Mit Faeser und Haldenwang hat sich ein gefährliches Paar gebildet: eine irrational motivierte, aber rational handelnde Fanatikerin und ein mittelmäßig begabter, aber hochgradig ehrgeiziger Karrierist. Sie sind nicht nur bereit, die Grenzen der Rechtsstaatlichkeit zu sprengen. Sie sagen es ganz offen. Faeser, wenn sie davon spricht, eben diese Grenzen des Rechtsstaats erweitern zu wollen. Haldenwang, wenn er ankündigt, den „Verfassungsschutz“ schon auf nicht strafbare Aussagen anzusetzen. Wenn er als Beamter der Regierung offen thematisiert, die größte Oppositionspartei außerhalb des Kartells mit den Mitteln einer Behörde bekämpfen zu wollen. Und wenn dann „nach Recherche“ Informationen in Kartellmedien auftauchen, die schlüssigerweise nur vom Inlands-Geheimdienst stammen können und die darauf zielen, eben diese größte Oppositionspartei politisch zu bekämpfen.
Die Landesvorsitzende einer Oppositionspartei, die in Folge einer solchen Berichterstattung ihre Stelle verloren hat. Der Organisator von Demonstrationen gegen die Pandemie-Politik, der neun Monate in Untersuchungshaft sitzt, obwohl die Anklage später in sich zusammenbricht. Ein ehemaliger Chef des Inlands-Geheimdienstes, der nun selber vom Geheimdienst verfolgt wird und um seine Pension fürchten muss, weil er die Politik des Parteienkartells kritisiert hat. Im Englischen gibt es das geflügelte Wort „Reading the Signs“.

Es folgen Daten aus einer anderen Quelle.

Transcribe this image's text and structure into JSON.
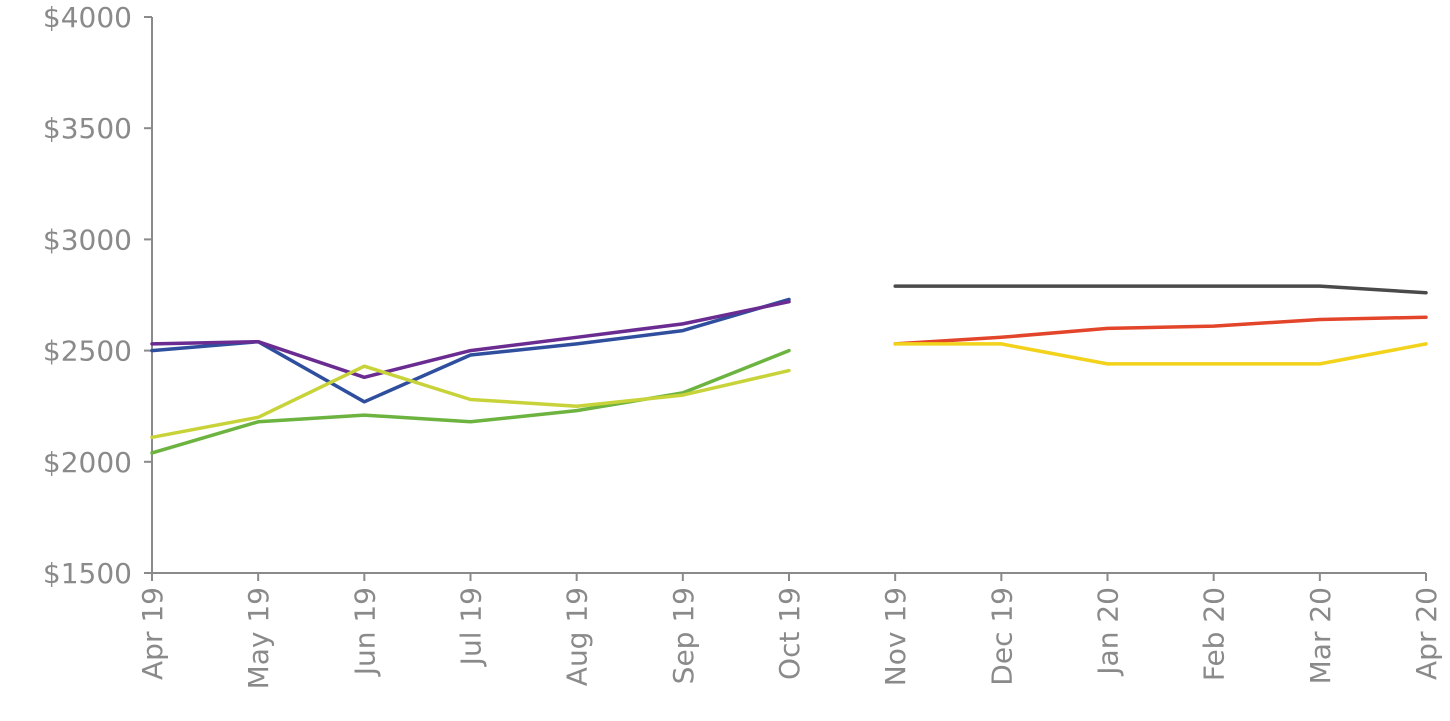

„Reading the Signs“ meint: Achte auf die Anzeichen. Das passiert. Es mehren sich Stimmen, wie bedenklich sich die Dinge entwickeln, die Faeser und Haldenwang anstoßen. Diese Stimmen kommen von Verfassungsrechtlern oder Vertretern der FDP. Also eben nicht von rechtsextremen Umstürzlern. Doch Faeser und Haldenwang sind gut darin, radikal zu sein – aber miserabel darin, subtil zu sein. Sie kennen keinen anderen Kampfstil, außer jede Kritik als rechtsextrem zu stigmatisieren und dann mit staatlichen Repressalien zu bekämpfen, wobei sie zugeben, im Kampf die Grenzen der Rechtsstaatlichkeit neu zu setzen. Was viel hübscher klingt, als zuzugeben, dass Faeser und Haldenwang die Grenzen missachten.
Die Anzeichen sind da. Die Geschichte hat gelehrt, dass es gefährlich ist, mit dem Lesen zu warten, bis die Wagen in Kolonnen zur Guillotine rollen. Es ist nötig, die Zeichen frühzeitig zu erkennen und den Robespierres dieser Welt klar zu machen: „Maximilien, hör mal zu: Du meinst es zwar gut, aber Demokratie kann nicht dadurch funktionieren, dass man die Köpfe aller Gegner rollen lässt.“ Dem Parteienkartell muss klar werden, dass es ein legitimes Ziel ist, an den eigenen Machtprivilegien festhalten zu wollen. Aber, dass dafür nicht jeder Preis gezahlt werden darf. Etwa Demokratie, Meinungsfreiheit und Rechtsstaatlichkeit.